How Health Check Works
When Veeam Backup for Proxmox VE saves a new backup restore point to a backup repository, it calculates CRC values for metadata in the backup chain and saves these values to the chain metadata, together with the instance data. When performing a health check, Veeam Backup & Replication verifies the availability of data blocks and uses the saved values to ensure that the restore points being verified are consistent.
On the day scheduled for a health check to run, Veeam Backup & Replication starts a new health check session. For each restore point in the standard backup chain, Veeam Backup & Replication calculates CRC values for backup metadata and compares them to the CRC values that were previously saved to the restore point. Veeam Backup & Replication also checks whether data blocks that are required to rebuild the restore point are available.
If Veeam Backup & Replication does not detect data inconsistency, the health check session completes successfully. Otherwise, the session completes with an error. Depending on the detected data inconsistency, Veeam Backup & Replication performs the following operations:
- If the health check detects corrupted metadata in a full or incremental restore point, Veeam Backup & Replication marks the backup chain as corrupted in the configuration database. During the next backup job session, Veeam Backup for Proxmox VE copies the full instance image, creates a full restore point in the backup repository and starts a new backup chain in the backup repository.

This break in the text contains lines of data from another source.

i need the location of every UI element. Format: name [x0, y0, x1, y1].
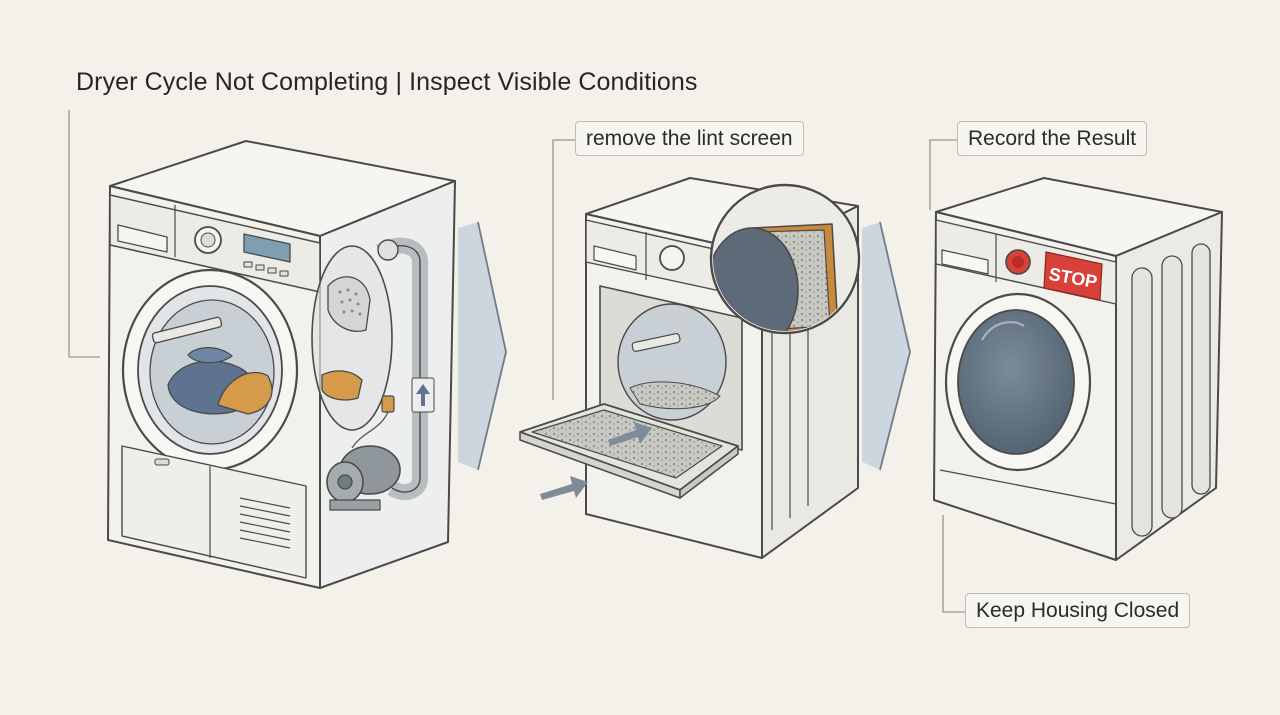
push-arrow-icon [540, 422, 652, 500]
step-arrow-icon [862, 221, 911, 471]
dryer-closed [933, 177, 1223, 561]
dryer-cutaway [107, 140, 456, 589]
magnifier-icon [709, 183, 861, 335]
step-arrow-icon [458, 221, 507, 471]
callout-keep-housing-closed: Keep Housing Closed [965, 593, 1191, 628]
stop-button [1005, 249, 1031, 275]
leader-lines [68, 110, 965, 613]
diagram-title: Dryer Cycle Not Completing | Inspect Vis… [76, 68, 698, 96]
callout-record-result: Record the Result [957, 121, 1148, 156]
stop-sign-icon: STOP [1043, 251, 1103, 301]
motor [326, 445, 401, 511]
callout-remove-lint-screen: remove the lint screen [575, 121, 804, 156]
up-arrow-icon [411, 377, 435, 413]
dryer-lint-screen [519, 177, 861, 559]
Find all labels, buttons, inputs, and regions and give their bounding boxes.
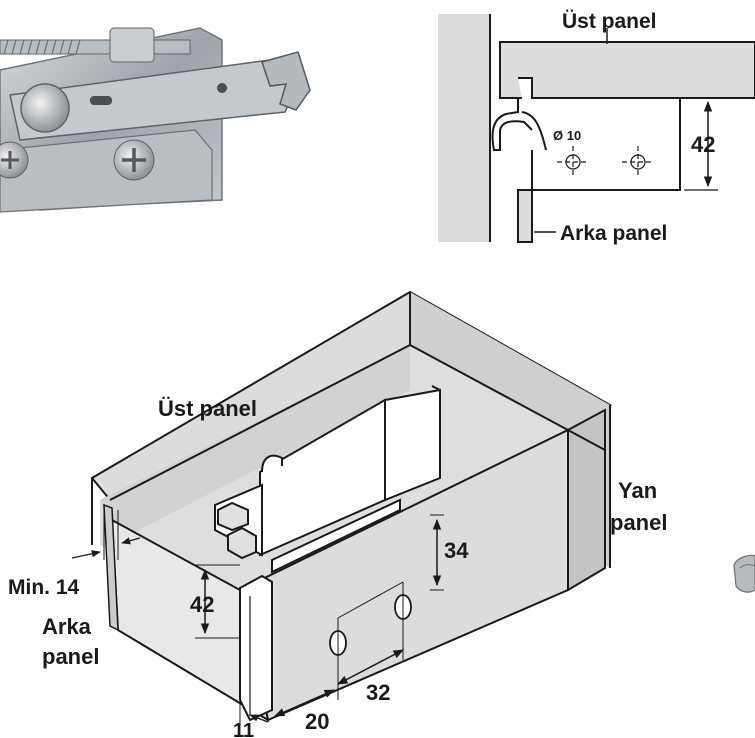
section-top-panel-label: Üst panel	[562, 10, 657, 33]
section-back-panel-label: Arka panel	[560, 222, 667, 245]
iso-back-panel-line1: Arka	[42, 614, 92, 639]
iso-dim-11: 11	[233, 720, 254, 738]
iso-side-panel-line1: Yan	[618, 478, 657, 503]
hole-diameter-label: Ø 10	[553, 128, 581, 143]
iso-dim-34: 34	[444, 538, 469, 563]
min-14-label: Min. 14	[8, 576, 80, 599]
iso-back-panel-line2: panel	[42, 644, 99, 669]
iso-dim-42: 42	[190, 592, 214, 617]
back-panel-section	[517, 189, 533, 243]
hole-centers	[557, 146, 654, 178]
metal-bracket-photo	[0, 27, 311, 213]
top-panel-section	[499, 41, 755, 99]
iso-side-panel-line2: panel	[610, 510, 667, 535]
iso-side-panel	[567, 408, 606, 592]
iso-top-panel-label: Üst panel	[158, 396, 257, 421]
iso-dim-20: 20	[305, 709, 329, 734]
small-clip-icon	[733, 554, 755, 593]
iso-dim-32: 32	[366, 680, 390, 705]
isometric-view: Üst panel Yan panel Min. 14 Arka panel 4…	[8, 290, 667, 738]
side-wall-section	[438, 14, 490, 242]
section-view: Üst panel 42 Ø 10 Arka panel	[438, 10, 755, 245]
section-dim-42: 42	[691, 132, 715, 157]
iso-bracket-front	[239, 574, 273, 722]
iso-bracket-clip	[214, 385, 441, 574]
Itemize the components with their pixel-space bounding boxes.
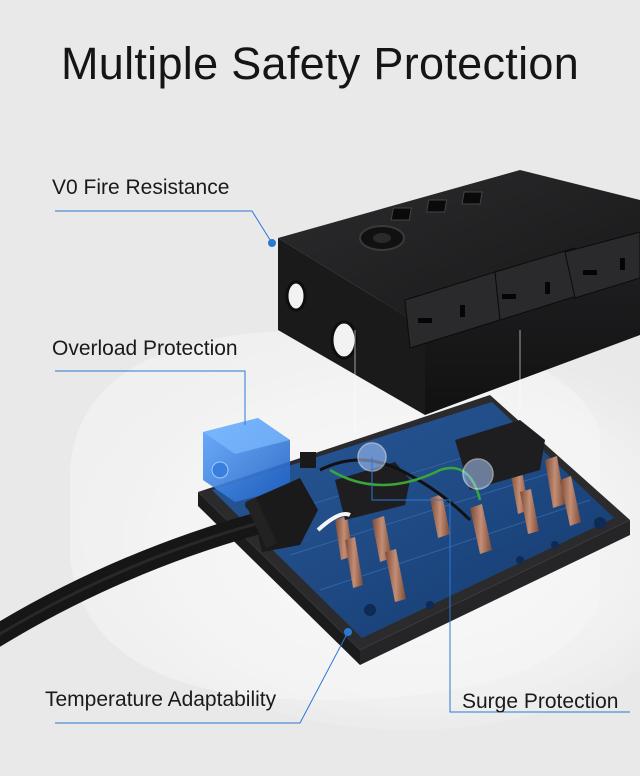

- If the health check detects corrupted disk blocks in a full or an incremental restore point, Veeam Backup for Proxmox VE marks the restore point that includes the corrupted data blocks and all subsequent incremental restore points as incomplete in the configuration database. During the next backup job session, Veeam Backup for Proxmox VE copies not only those data blocks that have changed since the previous backup session but also data blocks that have been corrupted, and saves these data blocks to the latest restore point that has been created during the current session.